The updated formatting panel puts your tools front and center, and an added Play button for Keynote lets you quickly preview presentations as they would appear on screen. One-touch access to several tools and features let us easily make changes to our presentation, and each tool is presented in an intuitive way.
Overall, we found the new Keynote made creating presentations a simple, frustration-free process. The new user interface puts all needed tools right where you need them, and provides one- or two-touch access to everything. Even if you're using Keynote for iOS exclusively, you'll be able to create professional, good-looking presentations, and added features like interactive charts will help make your presentation shine.
iWork vs. the Competition
iWork for iOS' main competition is Google Drive, Office 365 and a handful of stand-alone mobile productivity suites, including Documents to Go, Polaris Office and Quickoffice. Compared with these products, iWork's formatting options provide more tools to better customize your documents, and presents them in a way that makes them easy to find and use. Only Apple has also added powerful new tools such as interactive charts.

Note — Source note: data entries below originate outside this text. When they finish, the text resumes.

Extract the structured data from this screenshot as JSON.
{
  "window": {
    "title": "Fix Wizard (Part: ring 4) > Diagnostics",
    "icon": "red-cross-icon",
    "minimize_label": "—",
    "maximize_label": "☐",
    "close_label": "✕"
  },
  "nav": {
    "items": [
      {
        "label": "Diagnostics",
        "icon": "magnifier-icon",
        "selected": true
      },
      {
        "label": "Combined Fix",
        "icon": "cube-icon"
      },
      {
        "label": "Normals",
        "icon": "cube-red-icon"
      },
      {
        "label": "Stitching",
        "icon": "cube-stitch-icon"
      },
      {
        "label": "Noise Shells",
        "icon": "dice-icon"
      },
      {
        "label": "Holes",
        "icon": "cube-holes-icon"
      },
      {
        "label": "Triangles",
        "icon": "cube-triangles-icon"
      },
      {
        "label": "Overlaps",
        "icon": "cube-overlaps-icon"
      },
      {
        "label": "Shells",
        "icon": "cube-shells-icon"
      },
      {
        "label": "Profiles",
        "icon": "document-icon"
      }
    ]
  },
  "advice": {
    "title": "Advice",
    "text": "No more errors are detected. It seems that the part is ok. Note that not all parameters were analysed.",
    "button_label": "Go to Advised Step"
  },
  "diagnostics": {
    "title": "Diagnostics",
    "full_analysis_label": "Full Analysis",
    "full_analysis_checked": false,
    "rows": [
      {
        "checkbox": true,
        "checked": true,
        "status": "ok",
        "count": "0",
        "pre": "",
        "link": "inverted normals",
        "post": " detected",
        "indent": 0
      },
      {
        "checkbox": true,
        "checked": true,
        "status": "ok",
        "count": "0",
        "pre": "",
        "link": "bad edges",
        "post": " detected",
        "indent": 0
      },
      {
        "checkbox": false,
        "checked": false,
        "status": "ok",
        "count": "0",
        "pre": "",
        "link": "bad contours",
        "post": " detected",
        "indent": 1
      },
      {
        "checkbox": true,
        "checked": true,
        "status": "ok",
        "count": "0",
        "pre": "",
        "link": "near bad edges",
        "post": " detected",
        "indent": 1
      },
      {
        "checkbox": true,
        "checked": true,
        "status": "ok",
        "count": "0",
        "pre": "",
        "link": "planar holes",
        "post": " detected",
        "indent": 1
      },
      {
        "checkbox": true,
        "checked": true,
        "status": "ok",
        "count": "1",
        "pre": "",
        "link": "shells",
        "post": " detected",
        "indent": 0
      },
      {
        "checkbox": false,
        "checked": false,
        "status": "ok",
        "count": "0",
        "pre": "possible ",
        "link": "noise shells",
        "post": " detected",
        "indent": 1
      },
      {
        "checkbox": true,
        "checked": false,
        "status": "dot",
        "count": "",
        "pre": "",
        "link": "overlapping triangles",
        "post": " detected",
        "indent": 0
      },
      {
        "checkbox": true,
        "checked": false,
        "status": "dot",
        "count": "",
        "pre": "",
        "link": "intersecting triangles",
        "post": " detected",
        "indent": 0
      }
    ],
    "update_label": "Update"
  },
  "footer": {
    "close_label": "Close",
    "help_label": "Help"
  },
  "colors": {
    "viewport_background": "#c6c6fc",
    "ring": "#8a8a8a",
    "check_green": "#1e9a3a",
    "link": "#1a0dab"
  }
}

Since Apple designed iOS and the iWork suite, iWork users are treated to a product with a familiar design aesthetic. And while other apps can match iWork in terms of look and feel, iWork is much better integrated into the OS, as evidenced by the enhanced sharing features that let you share your documents via many different avenues and formats.
iWork is also now winning the price battle, with new iOS users getting the suite for free. Google Drive is also free, but most of the stand-alone apps will set you back $10 to $20, and Office 365 requires an annual $100 subscription. Looking at the total package of cost, features and design, Apple's iWork for iOS is the best option for most iOS users.
Now free with any new iOS purchase, the iWork for iOS suite is a must-have tool to unlock your iPhone and iPad's content-creation potential. Pages, Numbers and Keynote can each be used to create clean, professional-looking documents. And Apple's powerful new tools, such as interactive charts, will help you present information in a meaningful way. Best of all, these applications now look like they belong in iOS 7 .
Sure, you may not always want to create documents exclusively in iWork for iOS, but Apple has shown that you can, and that you don't have to make many sacrifices to do so. The new iWork for iOS is one of the best productivity suites available for iOS today. Even for current iOS device owners, the cost of purchasing the suite -- $29, or $9.99 individually -- is worth it for those who need a productivity suite on their iPhone or iPad.